Panama offered something else too. Its tropical climate, with year round temperatures averaging 28 degrees Celsius and consistently high humidity, creates some of the most favourable conditions in the world for rum maturation. The heat drives an intense interaction between spirit and oak, accelerating the ageing process dramatically. What takes fifteen to twenty years in a temperate climate like Scotland can happen in as little as five to eight years in the tropics. This is what the industry calls tropical rum maturation, and it is one of the key reasons why aged Panamanian rum has become so prized by collectors, connoisseurs, and those looking at rum as a serious investment.

Don Pancho went to work for Varela Hermanos, the family behind Ron Abuelo and one of the oldest distilling operations in Panama. Founded in 1908 by Jose Varela Blanco, a young immigrant from Galicia in Spain, Varela Hermanos had been producing rum in the Herrera Province for the better part of a century. Don Pancho quickly became their Master Blender, and his influence on the quality and international reputation of the brand was enormous.

Rebuilding the Las Cabras Distillery

But perhaps his greatest achievement in Panama came when he reconnected with an old friend, Carlos Esquivel, a well respected figure in the Panamanian spirits industry.

Together, they found a neglected distillery in the Las Cabras region. It had originally been a sugar mill, built back in 1919, and by the time Don Pancho and Esquivel got their hands on it, it was barely functioning. Through years of hard work, they rebuilt it from the ground up. The Las Cabras Distillery became one of the most respected rum distilleries in the world.

What makes Don Pancho remarkable is not just his technical brilliance but his philosophy. He makes rum the way it was always meant to be made. No additives. No artificial colouring. No solera system tricks. Just sugarcane, fermentation, distillation, oak barrel ageing, and time. He dates his rums by the age of the youngest rum in the blend, and he personally selects each barrel from his own collection, which he has been building for decades.

When he finally released a rum under his own name, the Don Pancho Origenes line, he was already in his seventies. He had spent fifty years making premium rum for other people. When asked why he waited so long, his answer was simple. He did not believe his aged reserves had reached the standard he wanted until that moment.

That is the kind of man Don Pancho is. Patient. Uncompromising. Devoted to the craft in a way that most people cannot even imagine.

The Legacy That Shapes Panamanian Rum Today

Today, his legacy shapes everything about the rum industry in Panama. The two great traditions that define the country come together in his work. Spanish patience from the heritage of Varela Hermanos and the colonial era, and Cuban precision from the techniques he carried with him across the Caribbean. Panama is a premium rum producing country in large part because Don Pancho decided to make it one.

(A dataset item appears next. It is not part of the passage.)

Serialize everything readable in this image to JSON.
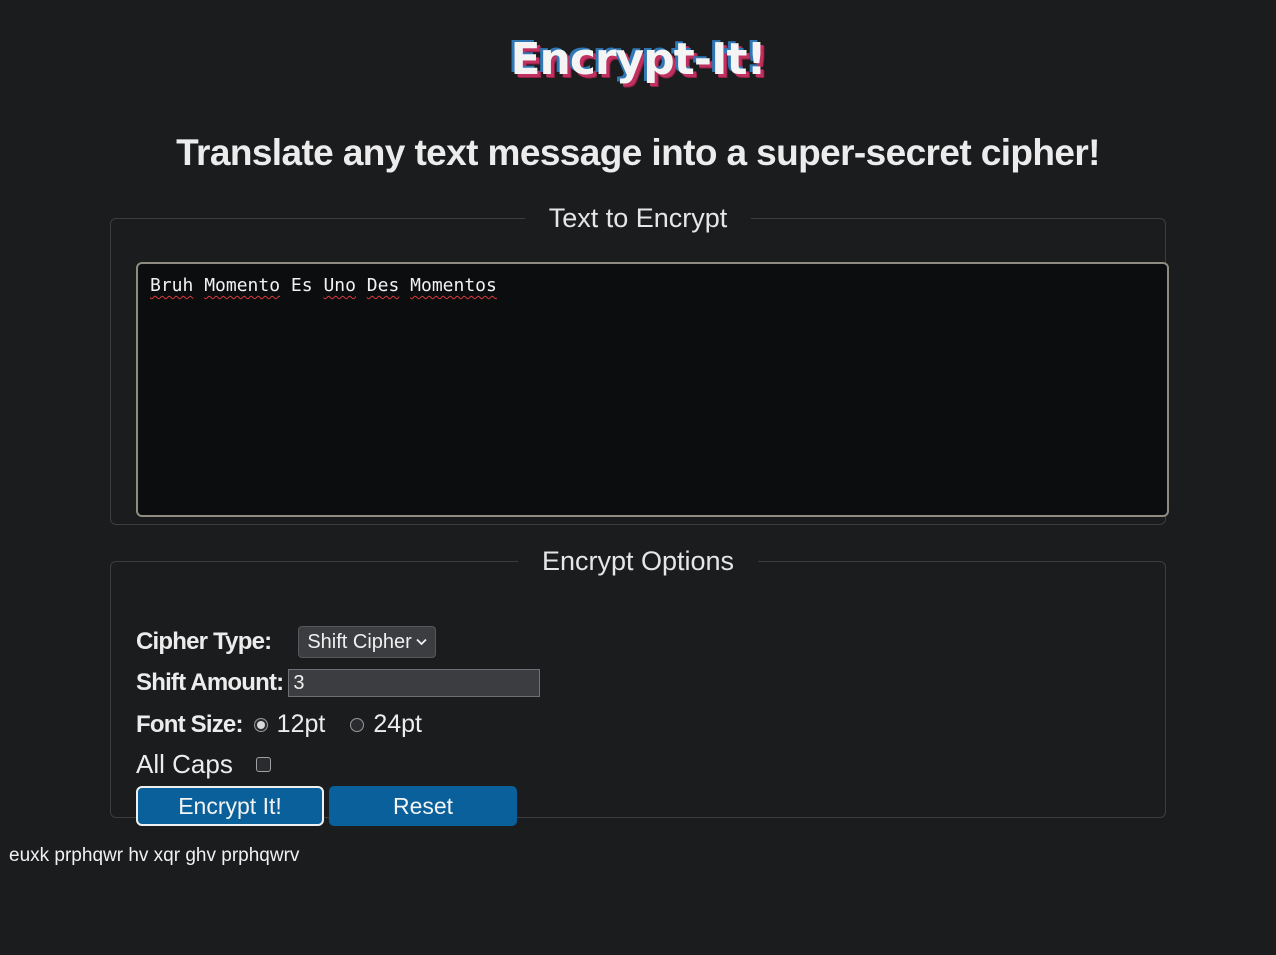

This is also why Panama has become such a compelling destination for rum cask investment. The combination of world class distilling heritage, exceptional sugarcane, and a tropical climate that accelerates rum maturation creates conditions that are genuinely difficult to replicate anywhere else. For collectors and investors looking at rum as an alternative investment, the provenance and craftsmanship behind Panamanian rum are a major part of its appeal.

At Canal Cask, we work in the same region where Don Pancho built his legacy. Our bonded warehouse sits in the Zona Franca Las Cabras, in Pese, Herrera Province. The rum maturing in our casks is shaped by the same volcanic soil, the same equatorial heat, and the same traditions that Don Pancho spent a lifetime perfecting. When you invest in a rum cask from Panama, you are not just buying a barrel of liquid. You are holding a piece of that story.

Whether you are a rum collector, a spirits enthusiast, or someone exploring rum cask ownership as a way to diversify your portfolio, understanding the heritage behind the spirit is essential. Don Pancho did not just make rum. He set the standard for what Panamanian rum could be. And every cask that matures in this region carries his influence, whether it bears his name or not.